On a say 3.6 Ghz processor that would be around 17ms. So the number of elements sorted per second would be around 61.4 M elements/s.

My parallel radix sort can sort floats (a little harder than integers) at around 165 M elements/s: http://forwardscattering.org/post/34

A serial radix sort should still be similar or faster to djbsort.




Do you also sort in constant time at fixed array size, like djbsort claims it does?

For the 1024 array their cycle count quartiles differ from the median at the 3 promille level, but I don't know if this counts as "constant" for timing attack purposes.


Hmm, interesting question. Radix sorts, by their nature, execute the same code regardless of the contents of their elements. ( I think, I haven't thought about this before). However you will see some variation in execution time based on varying memory access patterns.


No, it's not constant time.

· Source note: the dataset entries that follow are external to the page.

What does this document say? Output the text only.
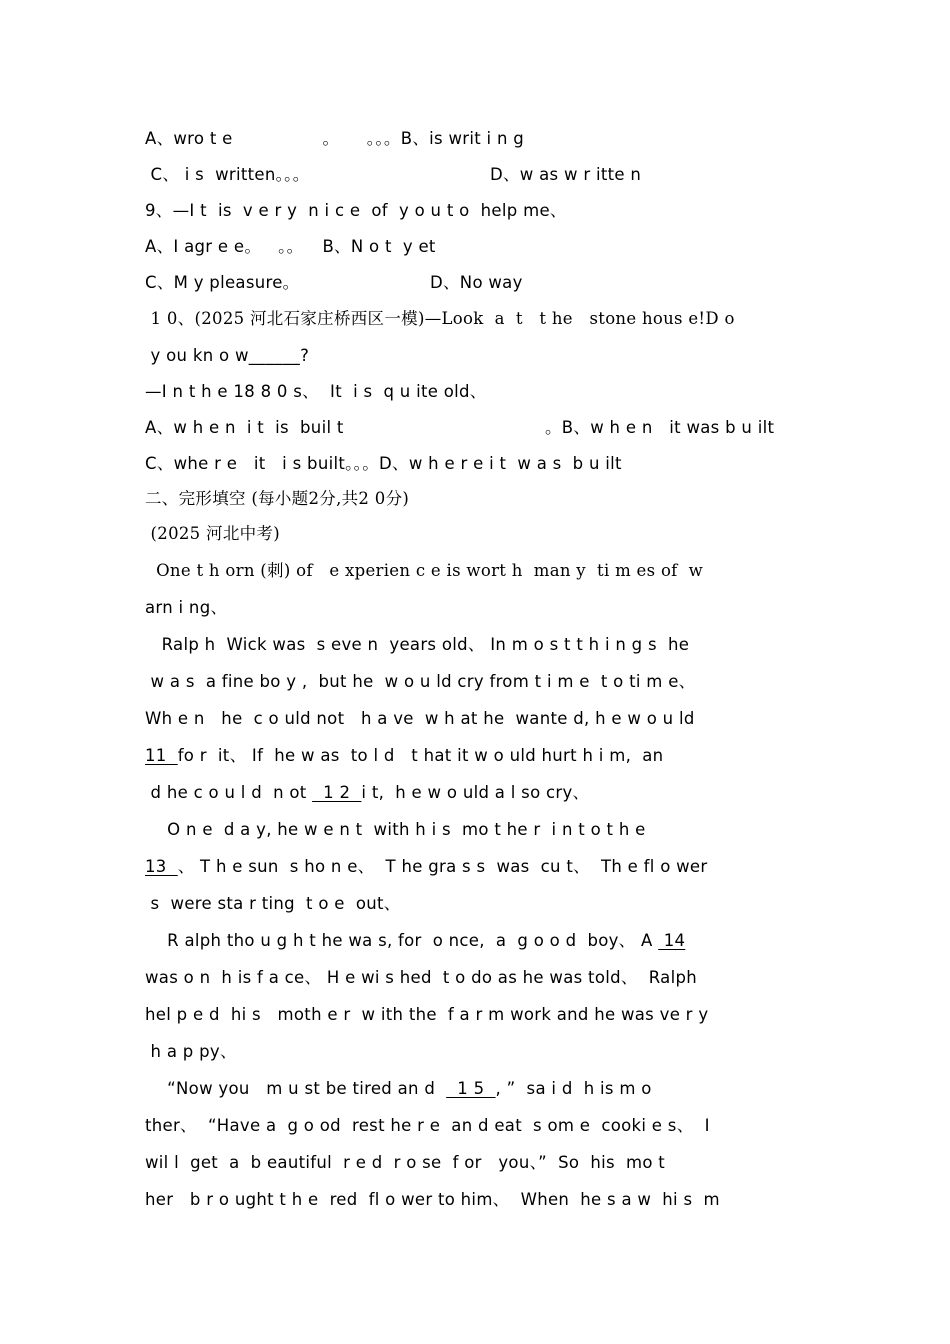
A、wro t e		。	。。。B、is writ i n g
C、 i s  written。。。	D、w as w r itte n
9、—I t  is  v e r y  n i c e  of  y o u t o  help me、
A、I agr e e。	。。	B、N o t  y et
C、M y pleasure。	D、No way
1 0、(2025 河北石家庄桥西区一模)—Look  a  t   t he   stone hous e!D o
y ou kn o w______?
—I n t h e 18 8 0 s、  It  i s  q u ite old、
A、w h e n  i t  is  buil t	。B、w h e n   it was b u ilt
C、whe r e   it   i s built。。。D、w h e r e i t  w a s  b u ilt
二、完形填空 (每小题2分,共2 0分)
(2025 河北中考)
One t h orn (刺) of   e xperien c e is wort h  man y  ti m es of  w
arn i ng、
Ralp h  Wick was  s eve n  years old、 In m o s t t h i n g s  he
w a s  a fine bo y ,  but he  w o u ld cry from t i m e  t o ti m e、
Wh e n   he  c o uld not   h a ve  w h at he  wante d, h e w o u ld
11  fo r  it、 If  he w as  to l d   t hat it w o uld hurt h i m,  an
d he c o u l d  n ot   1 2  i t,  h e w o uld a l so cry、
O n e  d a y, he w e n t  with h i s  mo t he r  i n t o t h e
13  、 T h e sun  s ho n e、  T he gra s s  was  cu t、  Th e fl o wer
s  were sta r ting  t o e  out、
R alph tho u g h t he wa s, for  o nce,  a  g o o d  boy、 A  14
was o n  h is f a ce、 H e wi s hed  t o do as he was told、  Ralph
hel p e d  hi s   moth e r  w ith the  f a r m work and he was ve r y
h a p py、
“Now you   m u st be tired an d    1 5  , ”  sa i d  h is m o
ther、  “Have a  g o od  rest he r e  an d eat  s om e  cooki e s、  I
wil l  get  a  b eautiful  r e d  r o se  f or   you、”  So  his  mo t
her   b r o ught t h e  red  fl o wer to him、  When  he s a w  hi s  m
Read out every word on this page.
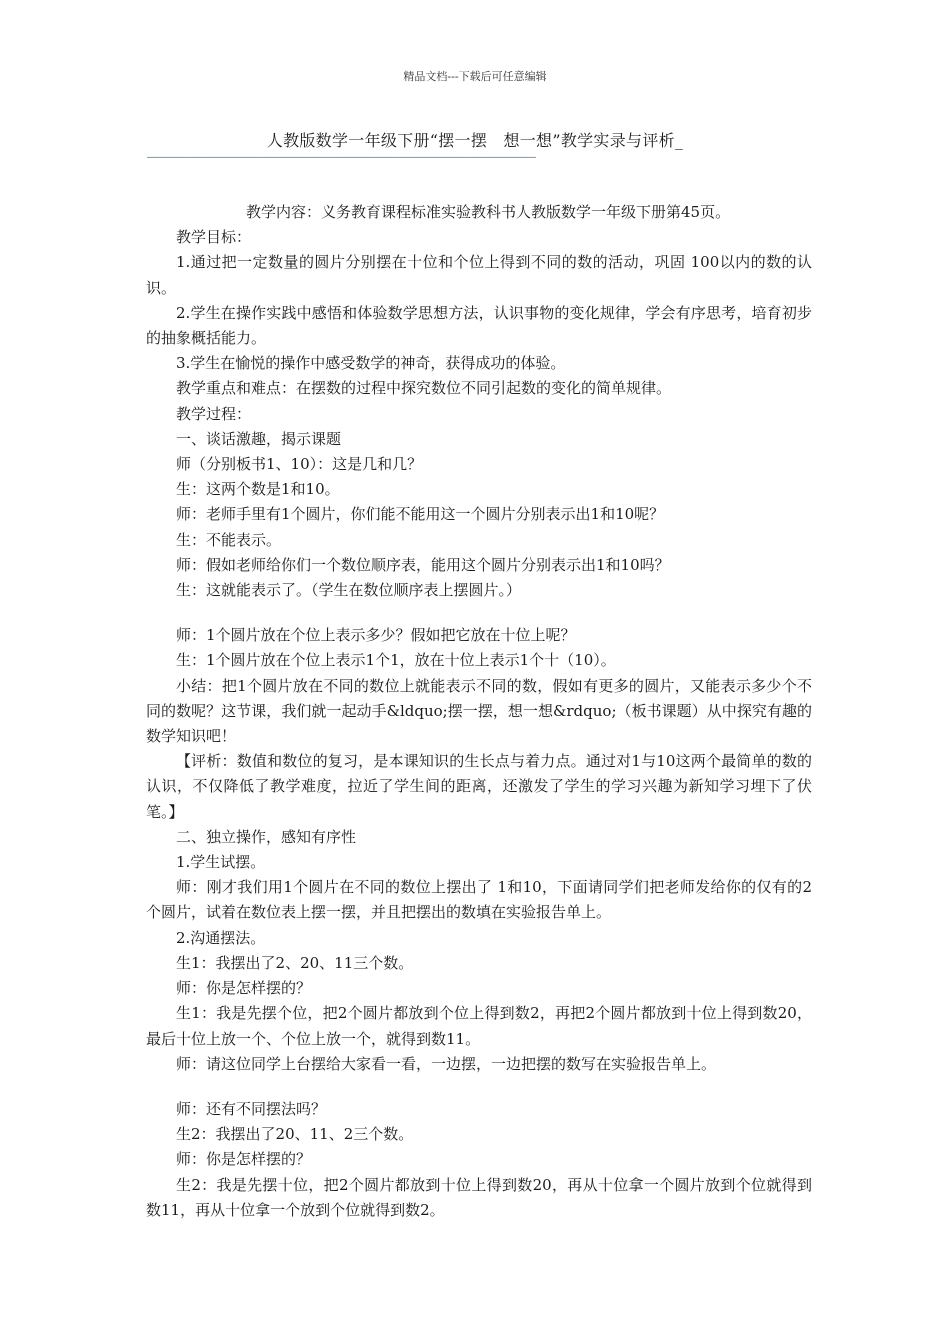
精品文档---下载后可任意编辑
人教版数学一年级下册“摆一摆　想一想”教学实录与评析_
———————————————————————————————————————————

教学内容：义务教育课程标准实验教科书人教版数学一年级下册第45页。

教学目标：

1.通过把一定数量的圆片分别摆在十位和个位上得到不同的数的活动，巩固 100以内的数的认识。

2.学生在操作实践中感悟和体验数学思想方法，认识事物的变化规律，学会有序思考，培育初步的抽象概括能力。

3.学生在愉悦的操作中感受数学的神奇，获得成功的体验。

教学重点和难点：在摆数的过程中探究数位不同引起数的变化的简单规律。

教学过程：

一、谈话激趣，揭示课题

师（分别板书1、10）：这是几和几？

生：这两个数是1和10。

师：老师手里有1个圆片，你们能不能用这一个圆片分别表示出1和10呢？

生：不能表示。

师：假如老师给你们一个数位顺序表，能用这个圆片分别表示出1和10吗？

生：这就能表示了。（学生在数位顺序表上摆圆片。）

师：1个圆片放在个位上表示多少？假如把它放在十位上呢？

生：1个圆片放在个位上表示1个1，放在十位上表示1个十（10）。

小结：把1个圆片放在不同的数位上就能表示不同的数，假如有更多的圆片，又能表示多少个不同的数呢？这节课，我们就一起动手&ldquo;摆一摆，想一想&rdquo;（板书课题）从中探究有趣的数学知识吧！

【评析：数值和数位的复习，是本课知识的生长点与着力点。通过对1与10这两个最简单的数的认识，不仅降低了教学难度，拉近了学生间的距离，还激发了学生的学习兴趣为新知学习埋下了伏笔。】

二、独立操作，感知有序性

1.学生试摆。

师：刚才我们用1个圆片在不同的数位上摆出了 1和10，下面请同学们把老师发给你的仅有的2个圆片，试着在数位表上摆一摆，并且把摆出的数填在实验报告单上。

2.沟通摆法。

生1：我摆出了2、20、11三个数。

师：你是怎样摆的？

生1：我是先摆个位，把2个圆片都放到个位上得到数2，再把2个圆片都放到十位上得到数20，最后十位上放一个、个位上放一个，就得到数11。

师：请这位同学上台摆给大家看一看，一边摆，一边把摆的数写在实验报告单上。

师：还有不同摆法吗？

生2：我摆出了20、11、2三个数。

师：你是怎样摆的？

生2：我是先摆十位，把2个圆片都放到十位上得到数20，再从十位拿一个圆片放到个位就得到数11，再从十位拿一个放到个位就得到数2。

Depending on implementation details, you end up putting different elements in different buckets in different cache lines and that creates side channels.

Radix sort will perform differently for an input that is 1,1,1,... and 1,2,3,...,n.

I have not read up on how djbsort deals with this issue, but it's the problem it's trying to solve.


It's a sorting network, which means it only uses conditional swaps in a fixed pattern, which can be made constant time.


My single-threaded floating point sort is also twice as fast as djbsort:

http://stereopsis.com/radix.html

This one uses 11-bit radix to save memory bandwidth. Without all the floating-point stuff it would be faster.


The point of djbsort is to be constant time while not being super slow.

Of course a fast directly implemented radix sort will be faster, especially if you sprinkle SIMD on top.


Actually, there is only an advantage to radix after 100,000 elements - djb is much faster for small arrays. Also, while radix is cpu constant time, you'd need to do some kind of secure shuffle in advance to make it truly constant-time (considering memory locality timing).